231 Ananda dit au Bouddha: «Honoré du Monde, quoique l'Ainsi-Venu ait expliqué ce second absolu, si je considère maintenant quelqu'un qui voudrait défaire un noeud, s'il ne peut en trouver le centre, il ne défera jamais ce noeud.

232 «Honoré du Monde, moi-même et tous les autres Auditeurs dans la grande assemblée qui ne sommes pas au-delà de l'étude, nous sommes dans le même cas. Depuis des temps immémoriaux, nous avons été accompagnés dans la naissance et dans la mort par l'ignorance.

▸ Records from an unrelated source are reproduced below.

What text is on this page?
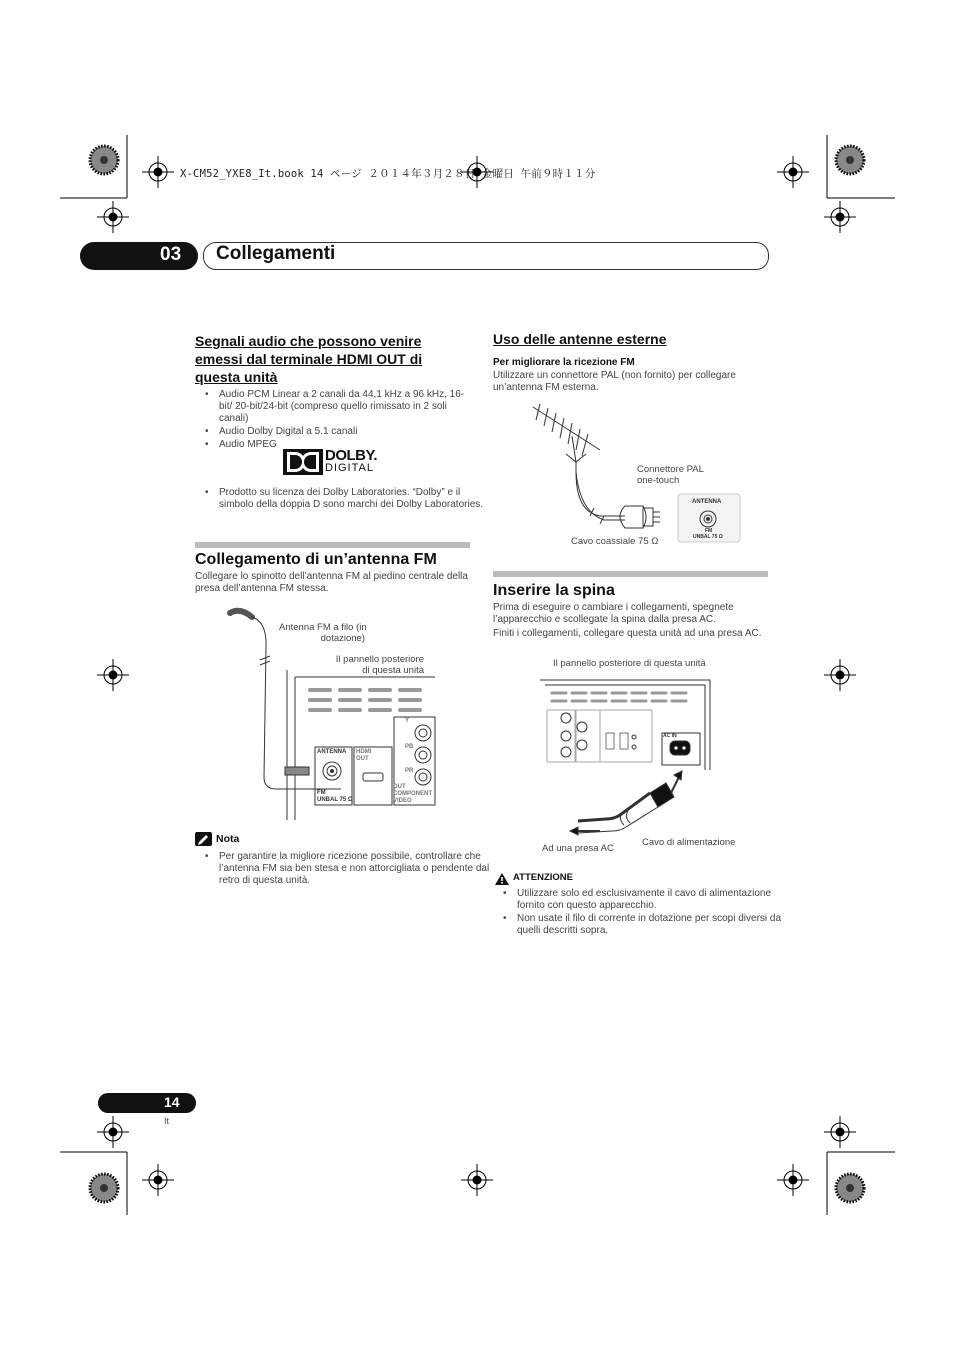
X-CM52_YXE8_It.book 14 ページ ２０１４年３月２８日 金曜日 午前９時１１分
03 Collegamenti
Segnali audio che possono venire
emessi dal terminale HDMI OUT di
questa unità
• Audio PCM Linear a 2 canali da 44,1 kHz a 96 kHz, 16-bit/ 20-bit/24-bit (compreso quello rimissato in 2 soli canali)
• Audio Dolby Digital a 5.1 canali
• Audio MPEG
DOLBY.
DIGITAL
• Prodotto su licenza dei Dolby Laboratories. “Dolby” e il simbolo della doppia D sono marchi dei Dolby Laboratories.
Collegamento di un’antenna FM
Collegare lo spinotto dell’antenna FM al piedino centrale della presa dell’antenna FM stessa.
Antenna FM a filo (in
dotazione)
Il pannello posteriore
di questa unità
ANTENNA
FM
UNBAL 75 Ω
HDMI
OUT
OUT
COMPONENT
VIDEO
Y
PB
PR
Nota
• Per garantire la migliore ricezione possibile, controllare che l’antenna FM sia ben stesa e non attorcigliata o pendente dal retro di questa unità.
Uso delle antenne esterne
Per migliorare la ricezione FM
Utilizzare un connettore PAL (non fornito) per collegare un’antenna FM esterna.
Connettore PAL
one-touch
Cavo coassiale 75 Ω
ANTENNA
FM
UNBAL 75 Ω
Inserire la spina
Prima di eseguire o cambiare i collegamenti, spegnete l’apparecchio e scollegate la spina dalla presa AC.
Finiti i collegamenti, collegare questa unità ad una presa AC.
Il pannello posteriore di questa unità
Ad una presa AC
Cavo di alimentazione
AC IN
ATTENZIONE
• Utilizzare solo ed esclusivamente il cavo di alimentazione fornito con questo apparecchio.
• Non usate il filo di corrente in dotazione per scopi diversi da quelli descritti sopra.
14
It
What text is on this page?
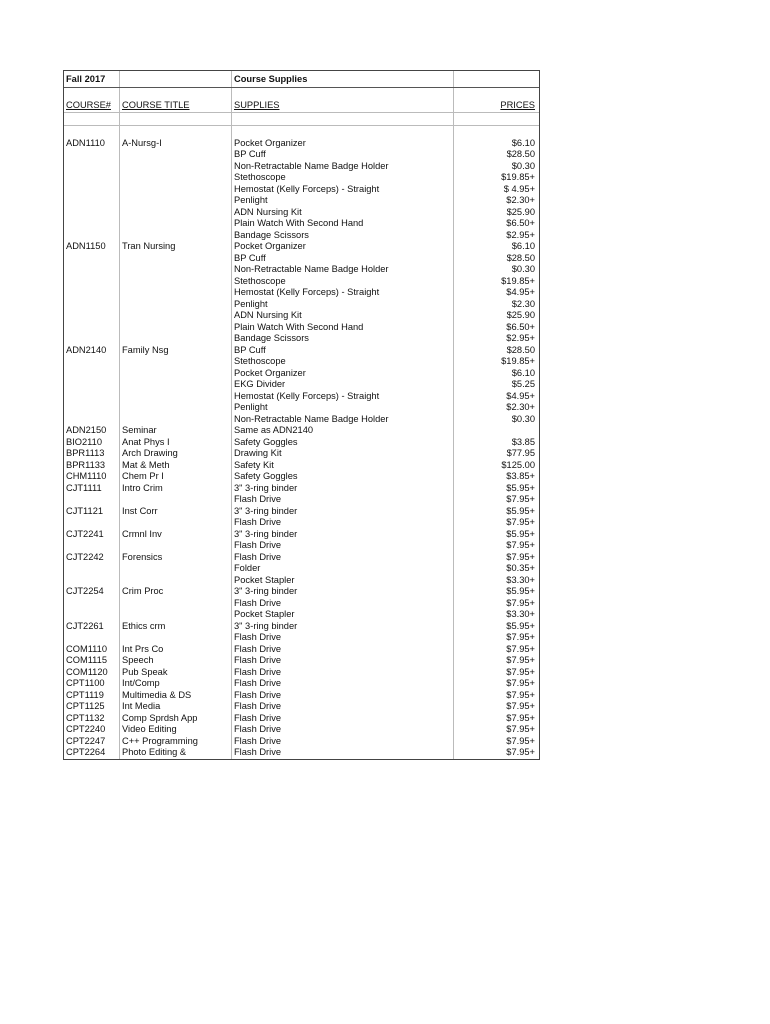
Fall 2017	Course Supplies
COURSE#	COURSE TITLE	SUPPLIES	PRICES
ADN1110	A-Nursg-I	Pocket Organizer	$6.10
BP Cuff	$28.50
Non-Retractable Name Badge Holder	$0.30
Stethoscope	$19.85+
Hemostat (Kelly Forceps) - Straight	$ 4.95+
Penlight	$2.30+
ADN Nursing Kit	$25.90
Plain Watch With Second Hand	$6.50+
Bandage Scissors	$2.95+
ADN1150	Tran Nursing	Pocket Organizer	$6.10
BP Cuff	$28.50
Non-Retractable Name Badge Holder	$0.30
Stethoscope	$19.85+
Hemostat (Kelly Forceps) - Straight	$4.95+
Penlight	$2.30
ADN Nursing Kit	$25.90
Plain Watch With Second Hand	$6.50+
Bandage Scissors	$2.95+
ADN2140	Family Nsg	BP Cuff	$28.50
Stethoscope	$19.85+
Pocket Organizer	$6.10
EKG Divider	$5.25
Hemostat (Kelly Forceps) - Straight	$4.95+
Penlight	$2.30+
Non-Retractable Name Badge Holder	$0.30
ADN2150	Seminar	Same as ADN2140
BIO2110	Anat Phys I	Safety Goggles	$3.85
BPR1113	Arch Drawing	Drawing Kit	$77.95
BPR1133	Mat & Meth	Safety Kit	$125.00
CHM1110	Chem Pr I	Safety Goggles	$3.85+
CJT1111	Intro Crim	3" 3-ring binder	$5.95+
Flash Drive	$7.95+
CJT1121	Inst Corr	3" 3-ring binder	$5.95+
Flash Drive	$7.95+
CJT2241	Crmnl Inv	3" 3-ring binder	$5.95+
Flash Drive	$7.95+
CJT2242	Forensics	Flash Drive	$7.95+
Folder	$0.35+
Pocket Stapler	$3.30+
CJT2254	Crim Proc	3" 3-ring binder	$5.95+
Flash Drive	$7.95+
Pocket Stapler	$3.30+
CJT2261	Ethics crm	3" 3-ring binder	$5.95+
Flash Drive	$7.95+
COM1110	Int Prs Co	Flash Drive	$7.95+
COM1115	Speech	Flash Drive	$7.95+
COM1120	Pub Speak	Flash Drive	$7.95+
CPT1100	Int/Comp	Flash Drive	$7.95+
CPT1119	Multimedia & DS	Flash Drive	$7.95+
CPT1125	Int Media	Flash Drive	$7.95+
CPT1132	Comp Sprdsh App	Flash Drive	$7.95+
CPT2240	Video Editing	Flash Drive	$7.95+
CPT2247	C++ Programming	Flash Drive	$7.95+
CPT2264	Photo Editing &	Flash Drive	$7.95+
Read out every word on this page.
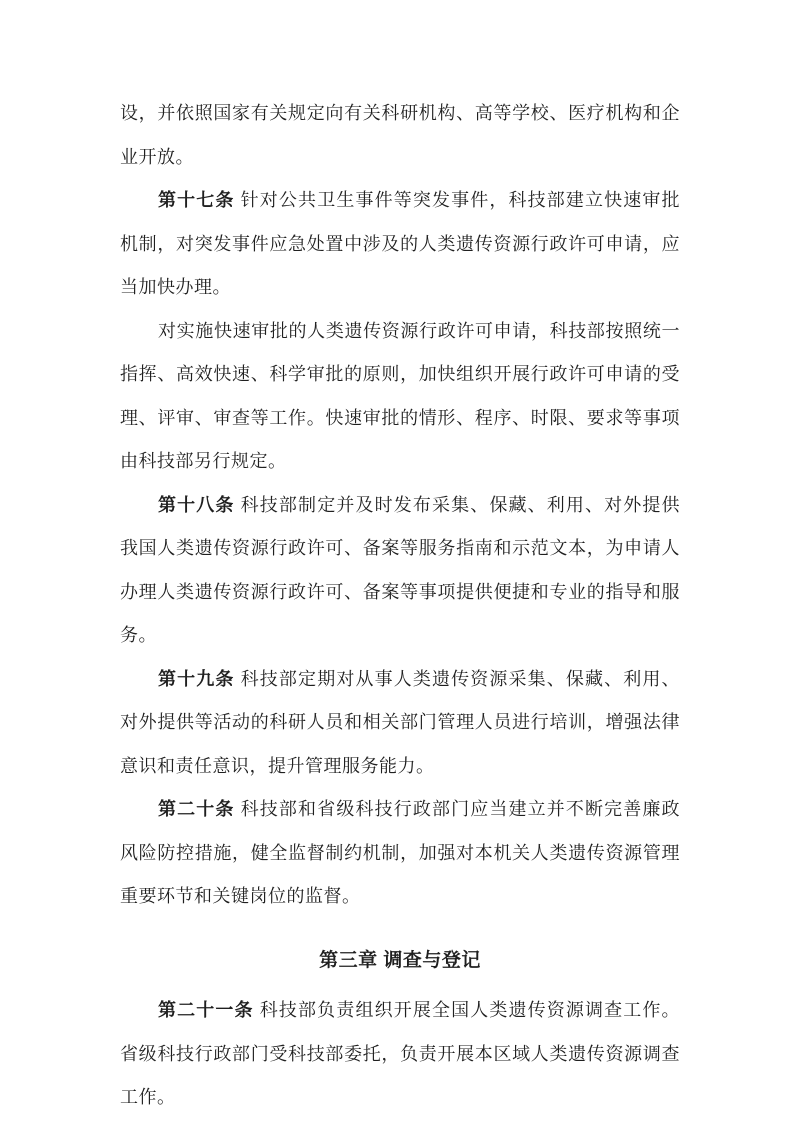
设，并依照国家有关规定向有关科研机构、高等学校、医疗机构和企业开放。

第十七条 针对公共卫生事件等突发事件，科技部建立快速审批机制，对突发事件应急处置中涉及的人类遗传资源行政许可申请，应当加快办理。

对实施快速审批的人类遗传资源行政许可申请，科技部按照统一指挥、高效快速、科学审批的原则，加快组织开展行政许可申请的受理、评审、审查等工作。快速审批的情形、程序、时限、要求等事项由科技部另行规定。

第十八条 科技部制定并及时发布采集、保藏、利用、对外提供我国人类遗传资源行政许可、备案等服务指南和示范文本，为申请人办理人类遗传资源行政许可、备案等事项提供便捷和专业的指导和服务。

第十九条 科技部定期对从事人类遗传资源采集、保藏、利用、对外提供等活动的科研人员和相关部门管理人员进行培训，增强法律意识和责任意识，提升管理服务能力。

第二十条 科技部和省级科技行政部门应当建立并不断完善廉政风险防控措施，健全监督制约机制，加强对本机关人类遗传资源管理重要环节和关键岗位的监督。

第三章 调查与登记

第二十一条 科技部负责组织开展全国人类遗传资源调查工作。省级科技行政部门受科技部委托，负责开展本区域人类遗传资源调查工作。
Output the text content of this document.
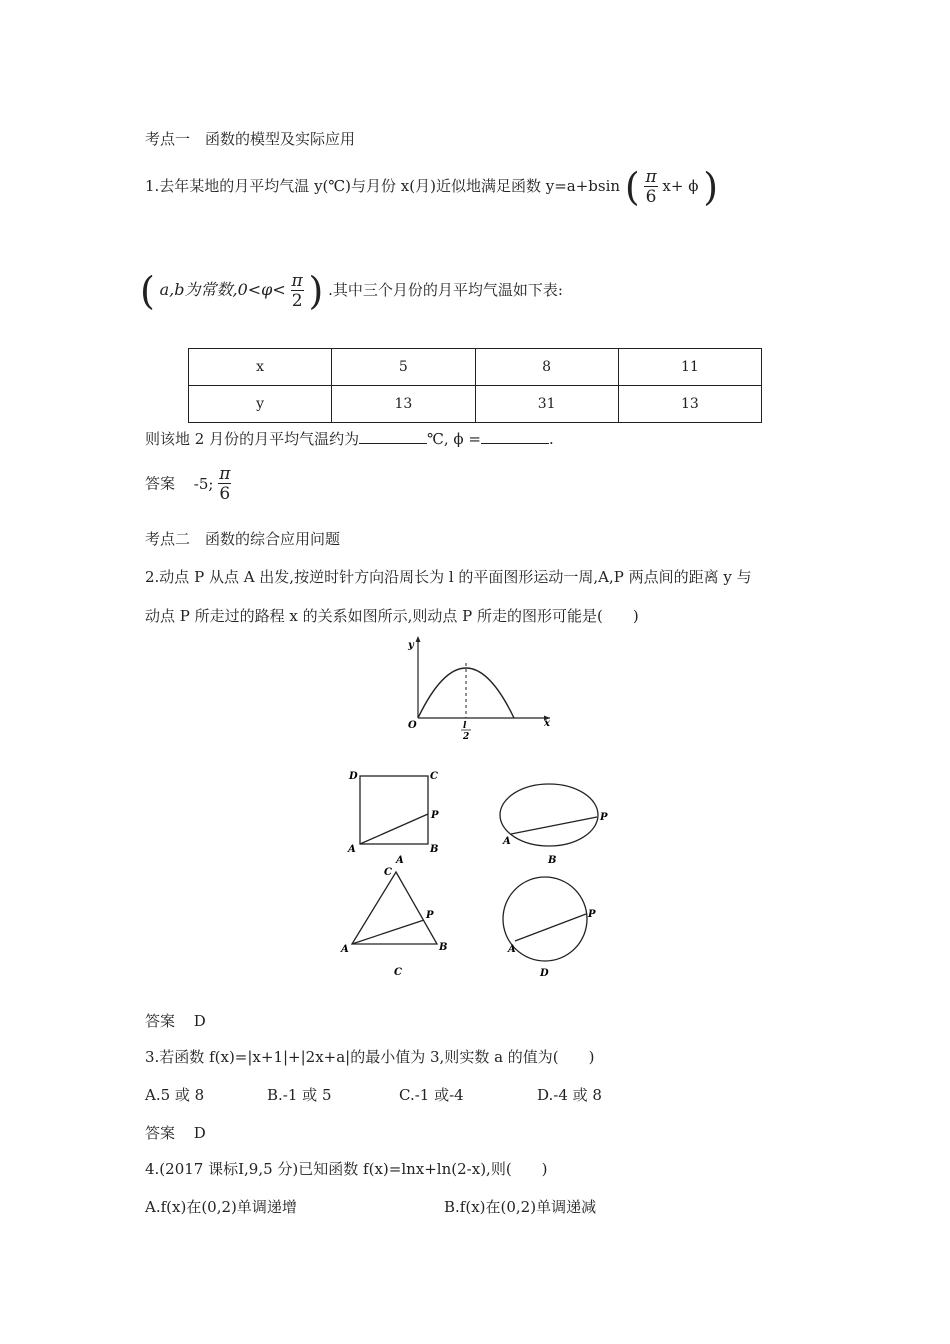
考点一　函数的模型及实际应用
1.去年某地的月平均气温 y(℃)与月份 x(月)近似地满足函数 y=a+bsin ( $\frac{\pi}{6} x+ \phi$ )
( a,b为常数$,0<\varphi< \frac{\pi}{2}$ ) .其中三个月份的月平均气温如下表:
x	5	8	11
y	13	31	13
则该地 2 月份的月平均气温约为	℃, ϕ =	.
答案 -5; $\frac{\pi}{6}$
考点二　函数的综合应用问题
2.动点 P 从点 A 出发,按逆时针方向沿周长为 l 的平面图形运动一周,A,P 两点间的距离 y 与
动点 P 所走过的路程 x 的关系如图所示,则动点 P 所走的图形可能是(　　)
y
x
O	l
2
D	C
A	B
P
A
A
P
B
C
A	B
P
C
A
P
D
答案 D
3.若函数 f(x)=|x+1|+|2x+a|的最小值为 3,则实数 a 的值为(　　)
A.5 或 8	B.-1 或 5	C.-1 或-4	D.-4 或 8
答案 D
4.(2017 课标Ⅰ,9,5 分)已知函数 f(x)=lnx+ln(2-x),则(　　)
A.f(x)在(0,2)单调递增	B.f(x)在(0,2)单调递减
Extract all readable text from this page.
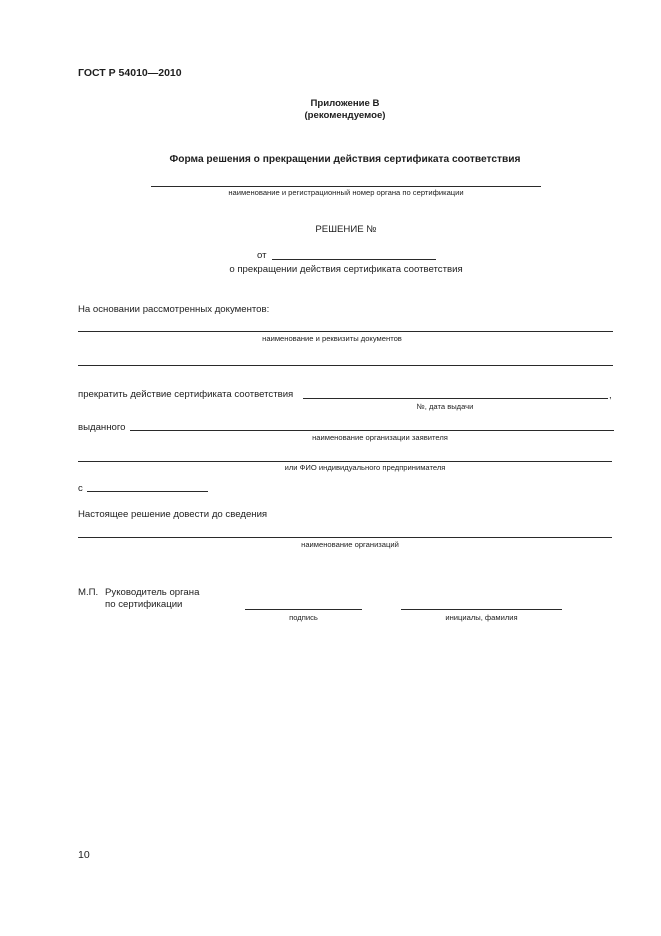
ГОСТ Р 54010—2010
Приложение В
(рекомендуемое)
Форма решения о прекращении действия сертификата соответствия
наименование и регистрационный номер органа по сертификации
РЕШЕНИЕ №
от
о прекращении действия сертификата соответствия
На основании рассмотренных документов:
наименование и реквизиты документов
прекратить действие сертификата соответствия	,
№, дата выдачи
выданного
наименование организации заявителя
или ФИО индивидуального предпринимателя
с
Настоящее решение довести до сведения
наименование организаций
М.П. Руководитель органа
по сертификации
подпись	инициалы, фамилия
10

Nous avons obtenu ces bonnes racines d'érudition et on dit de nous que nous avons quitté la vie de famille, et pourtant, en fait, nous agissons comme quelqu'un qui a une malaria chronique.

234 «J'espère seulement, ô Très Compatissant, que vous auriez pitié de nous qui coulons et nous noyons. Quels sont les noeuds dans notre corps et notre esprit et comment pourrons-nous les dénouer? Votre explication permettra aussi aux êtres du futur qui seront dans la souffrance et la difficulté d'éviter le cycle des renaissances et de les empêcher de tomber dans les trois domaines de l'existence».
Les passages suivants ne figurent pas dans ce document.